Berlin-Marienfelde is a Berlin district of the - since 2001 - new - seventh administrative district Tempelhof-Schöneberg in the south of the city.

history

The Angerdorf emerged, together with the neighboring Mariendorf , around 1220 as a farmers' settlement under the protection of the Komturhof Tempelhof , which was built by the Knights Templar around 1200 or shortly before . The village church was supposedly built as a stone church around 1220, but more likely around 1240. The earliest known documentary mention of the village (as Merghenvelde ) comes from 1344. The village initially belonged with the villages of Mariendorf, Tempelhof and Rixdorf to the lands of the Knights Templar after its dissolution in 1312 in 1318 were transferred to the Order of St. John .

In the land book of Charles IV (1375) Marienfelde was mentioned with 52  hooves , three of which were parish hooves. There were nine farms and a mill, but no jug (only detectable in 1450). In 1435, Marienfelde, together with Mariendorf, Tempelhof and Rixdorf, became the property of the joint council of Berlin and Cölln . In 1450 Marienfelde only had 42 hooves. Marienfelde remained in the possession of the town until 1831. A forge of its own, probably on the village green near the village pond because of the risk of fire, was first mentioned for Marienfelde in 1771; until then only running forge .

There have been frequent changes of ownership since 1831. In 1844 Adolf Kiepert bought the estate and set up a model farm. He owned the estate until 1872; his tombstone is on the south side of the village church.

In the years 1776/1777 the Königsgraben was built between Lichtenrade and Marienfelde. It was built as a drainage ditch on royal instructions to enable the farmers to achieve better yields in the swampy area after the Seven Years' War .

Until 1800 Marienfelde was a small place with less than 200 residents. From around 1850 the number of residents slowly increased. After the opening of the Marienfelde train station in 1875, the development of the northern area began. From 1888, the Neu-Marienfelde villa colony was built on the site of the Hranitzky tree nurseries , west of the railway . During this time the development of the industrial area also began east of the railway. Before the First World War , almost 4,000 inhabitants were counted. The war interrupted the upward trend.

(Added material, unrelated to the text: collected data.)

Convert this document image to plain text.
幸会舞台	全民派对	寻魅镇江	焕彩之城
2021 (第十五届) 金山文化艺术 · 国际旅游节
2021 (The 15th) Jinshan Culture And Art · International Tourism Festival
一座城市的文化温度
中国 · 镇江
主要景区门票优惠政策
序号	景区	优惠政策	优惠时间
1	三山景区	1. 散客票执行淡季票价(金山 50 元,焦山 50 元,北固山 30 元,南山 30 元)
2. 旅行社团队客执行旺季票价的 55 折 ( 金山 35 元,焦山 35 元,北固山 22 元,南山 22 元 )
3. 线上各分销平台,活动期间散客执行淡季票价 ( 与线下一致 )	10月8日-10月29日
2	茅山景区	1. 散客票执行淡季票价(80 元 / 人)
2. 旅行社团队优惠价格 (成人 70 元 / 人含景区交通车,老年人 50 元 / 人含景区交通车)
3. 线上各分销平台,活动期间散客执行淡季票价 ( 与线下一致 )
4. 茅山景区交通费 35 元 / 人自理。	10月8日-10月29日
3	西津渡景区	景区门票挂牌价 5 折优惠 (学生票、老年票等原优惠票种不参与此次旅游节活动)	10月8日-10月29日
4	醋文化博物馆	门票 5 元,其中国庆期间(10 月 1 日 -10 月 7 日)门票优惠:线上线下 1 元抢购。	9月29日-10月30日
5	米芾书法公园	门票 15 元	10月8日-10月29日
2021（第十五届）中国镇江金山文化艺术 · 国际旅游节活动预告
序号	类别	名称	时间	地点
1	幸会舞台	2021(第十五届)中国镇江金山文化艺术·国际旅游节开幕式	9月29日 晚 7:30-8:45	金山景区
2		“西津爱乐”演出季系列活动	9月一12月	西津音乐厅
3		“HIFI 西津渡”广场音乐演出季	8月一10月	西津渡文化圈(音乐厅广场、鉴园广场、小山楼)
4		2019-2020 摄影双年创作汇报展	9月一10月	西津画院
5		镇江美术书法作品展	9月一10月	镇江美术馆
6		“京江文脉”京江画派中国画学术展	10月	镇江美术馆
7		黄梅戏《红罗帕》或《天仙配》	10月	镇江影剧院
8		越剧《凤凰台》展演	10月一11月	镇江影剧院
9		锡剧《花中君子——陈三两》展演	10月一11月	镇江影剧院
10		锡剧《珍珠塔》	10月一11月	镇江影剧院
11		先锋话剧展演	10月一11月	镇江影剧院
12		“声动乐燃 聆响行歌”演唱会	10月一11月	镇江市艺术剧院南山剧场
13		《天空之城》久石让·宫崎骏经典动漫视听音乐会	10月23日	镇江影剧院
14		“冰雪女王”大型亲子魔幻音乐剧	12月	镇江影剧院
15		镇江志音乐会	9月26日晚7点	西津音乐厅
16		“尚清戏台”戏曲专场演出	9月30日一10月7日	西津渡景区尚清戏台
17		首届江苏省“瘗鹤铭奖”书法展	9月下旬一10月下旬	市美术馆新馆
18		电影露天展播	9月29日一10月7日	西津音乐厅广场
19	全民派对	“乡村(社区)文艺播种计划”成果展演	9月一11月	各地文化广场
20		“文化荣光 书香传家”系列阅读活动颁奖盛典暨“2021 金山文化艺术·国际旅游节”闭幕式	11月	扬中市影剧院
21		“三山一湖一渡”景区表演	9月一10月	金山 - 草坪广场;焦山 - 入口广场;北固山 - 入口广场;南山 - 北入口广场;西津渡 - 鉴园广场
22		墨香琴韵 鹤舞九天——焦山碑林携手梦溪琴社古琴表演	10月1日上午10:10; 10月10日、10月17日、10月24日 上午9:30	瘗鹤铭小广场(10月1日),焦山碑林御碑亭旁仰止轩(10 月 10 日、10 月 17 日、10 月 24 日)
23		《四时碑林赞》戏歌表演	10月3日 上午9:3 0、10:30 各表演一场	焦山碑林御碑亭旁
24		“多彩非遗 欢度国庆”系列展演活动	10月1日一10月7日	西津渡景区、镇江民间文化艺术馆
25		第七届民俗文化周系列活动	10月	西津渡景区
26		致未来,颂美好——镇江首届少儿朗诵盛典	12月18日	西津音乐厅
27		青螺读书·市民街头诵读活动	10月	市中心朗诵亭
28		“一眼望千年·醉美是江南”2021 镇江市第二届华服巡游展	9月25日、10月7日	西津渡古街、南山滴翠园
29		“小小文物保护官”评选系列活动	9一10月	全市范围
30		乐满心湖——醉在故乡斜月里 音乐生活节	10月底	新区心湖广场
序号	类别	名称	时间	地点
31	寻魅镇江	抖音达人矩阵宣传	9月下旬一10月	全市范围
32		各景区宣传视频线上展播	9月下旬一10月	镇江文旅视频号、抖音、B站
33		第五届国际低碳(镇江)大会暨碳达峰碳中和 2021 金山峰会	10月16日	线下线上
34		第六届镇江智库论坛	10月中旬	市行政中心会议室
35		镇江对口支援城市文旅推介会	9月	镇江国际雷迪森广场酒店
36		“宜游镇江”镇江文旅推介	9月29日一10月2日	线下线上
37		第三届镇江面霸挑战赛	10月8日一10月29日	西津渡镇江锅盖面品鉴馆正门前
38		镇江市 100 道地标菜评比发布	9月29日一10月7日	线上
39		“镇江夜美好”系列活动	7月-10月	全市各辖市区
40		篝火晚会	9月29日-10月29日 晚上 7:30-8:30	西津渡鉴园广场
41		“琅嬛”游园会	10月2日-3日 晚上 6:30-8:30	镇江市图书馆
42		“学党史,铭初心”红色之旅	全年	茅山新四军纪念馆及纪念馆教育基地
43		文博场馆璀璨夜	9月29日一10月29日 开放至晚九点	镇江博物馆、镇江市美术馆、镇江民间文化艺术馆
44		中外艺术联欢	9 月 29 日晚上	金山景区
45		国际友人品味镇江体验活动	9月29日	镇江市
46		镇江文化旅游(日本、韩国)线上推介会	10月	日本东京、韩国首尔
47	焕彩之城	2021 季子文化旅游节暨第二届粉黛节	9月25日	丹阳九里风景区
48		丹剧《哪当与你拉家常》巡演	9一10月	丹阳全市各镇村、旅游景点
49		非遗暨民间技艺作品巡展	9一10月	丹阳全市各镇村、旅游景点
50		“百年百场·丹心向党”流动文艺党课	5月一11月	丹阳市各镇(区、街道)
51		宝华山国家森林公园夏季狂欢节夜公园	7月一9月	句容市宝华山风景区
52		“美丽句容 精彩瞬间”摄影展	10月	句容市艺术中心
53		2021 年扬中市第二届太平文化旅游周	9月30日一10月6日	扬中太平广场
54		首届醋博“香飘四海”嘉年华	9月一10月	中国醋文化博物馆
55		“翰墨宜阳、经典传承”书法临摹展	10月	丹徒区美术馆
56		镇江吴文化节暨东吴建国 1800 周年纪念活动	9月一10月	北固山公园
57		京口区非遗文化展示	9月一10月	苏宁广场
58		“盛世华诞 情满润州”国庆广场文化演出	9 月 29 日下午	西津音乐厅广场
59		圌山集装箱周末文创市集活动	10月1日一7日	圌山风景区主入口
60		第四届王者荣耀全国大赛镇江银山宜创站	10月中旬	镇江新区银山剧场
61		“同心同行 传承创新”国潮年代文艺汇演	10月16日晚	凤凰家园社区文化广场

In 1920, with the formation of Greater Berlin , Marienfelde became part of the Tempelhof district . The expansion south of the villa colony began around 1925. In the southeast, between Schichauweg and the state border, a settlement was built along the railway. This was assigned to the district of Lichtenrade in 1938 . Before the Second World War there were over 10,000 residents in Marienfelde.

During the Second World War, the core of Neu-Marienfelde was largely destroyed by bombing . At the end of 1945 the population had dropped to just over 8,000.

After the Second World War, the old and new Marienfelde grew together. Single-family houses and rental apartments were built in the 1950s and 1960s north of the old town center, especially on the southwestern open spaces and the lands of the Good Shepherd monastery . In 1970 about 18,000 inhabitants were registered.

Marienfelde gained historical significance for divided Germany through the Marienfelde emergency reception center . From 1953 to 1990 it was the “gateway to the west” for 1.4 million people on their way to the Federal Republic of Germany .

In the 1970s, the large housing estate Waldsassener Straße and the industrial area Nahmitzer Damm / Motzener Straße were built. By 1977 the number of people living here increased to over 32,000. In 1989 the previous maximum was registered with 33,126 residents. Since the German reunification , the population has decreased slightly.

The place

The old village green has been preserved to this day. By largely calming the traffic , it offers the opportunity to relax. It is marked by the Marienfelde village church , built around 1220 or 1240 . This is probably the oldest preserved building in the urban area of ​​Berlin and one of the oldest field stone churches in the Mittelmark . The village green merges directly into the Marienfelde manor park .

West of the Angers is the former monastery of the Good Shepherd , which was operated from 1905 to 1968 as a home for women and girls.

On the southern outskirts are the Schlehenberg , the Marienfelde amusement park and the Marienfelder Feldmark, a remnant of agricultural use on the edge of the city.

economy

Daimler Marienfelde truck advertisement, 1913

In the northeast of Marienfelde a large industrial and commercial area was created around 1900 along the railway. Well-known companies emerged here, including:

The large commercial enterprises located here, some of which have their headquarters in the industrial area on Motzener Strasse that was laid out in the 1960s, include Daimler , IBM , Klosterfrau and Stollwerck . Offices of the Federal Ministry of Food, Agriculture and Consumer Protection are located on Diedersdorfer Weg : parts of the Federal Office for Consumer Protection and Food Safety , the Federal Institute for Risk Assessment and the Friedrich Loeffler Institute .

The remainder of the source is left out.